In 1837, Calhoun offered six congressional resolutions that would have opened all federal TERRITORIES to slavery. Congress adopted four of these, including one declaring that the federal government was only a "common agent" of the states and possessed only "delegated" powers. But antislavery agitation in the North increased, and many Northerners endorsed the WILMOT PROVISO (1846), which would have excluded slavery from the territories acquired as a result of the Mexican War. To meet this threat, other southern radicals, including Robert Barnwell Rhett, Edmund Ruffin, and William Lowndes Yancey, turned to secession, which subsumed nullification.
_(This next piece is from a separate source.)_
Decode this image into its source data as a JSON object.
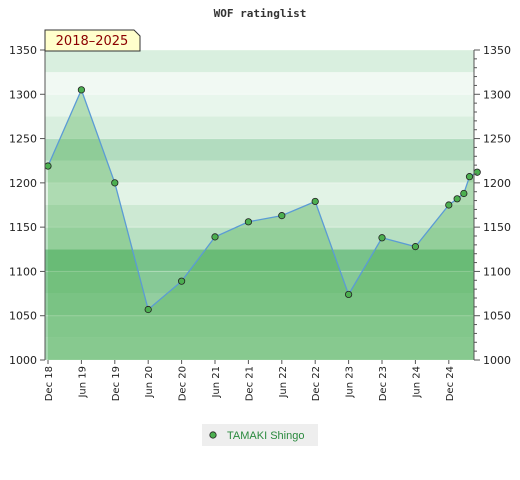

Though the Union victory in the CIVIL WAR left the doctrines of state sovereignty, INTERPOSITION, nullification, and secession all defunct, southern political leaders briefly and ineffectually exhumed interposition theories during efforts in the late 1950s to thwart desegregation in southern universities and schools.
Bibliography
CURRNET, RICHARD W. N. 1963 John C. Calhoun. New York: Washington Square Press.
FREEHLING, WILLIAM W. 1965 Prelude to Civil War: The Nullification Controversy in South Carolina, 1816–1836. New York: Harper & Row.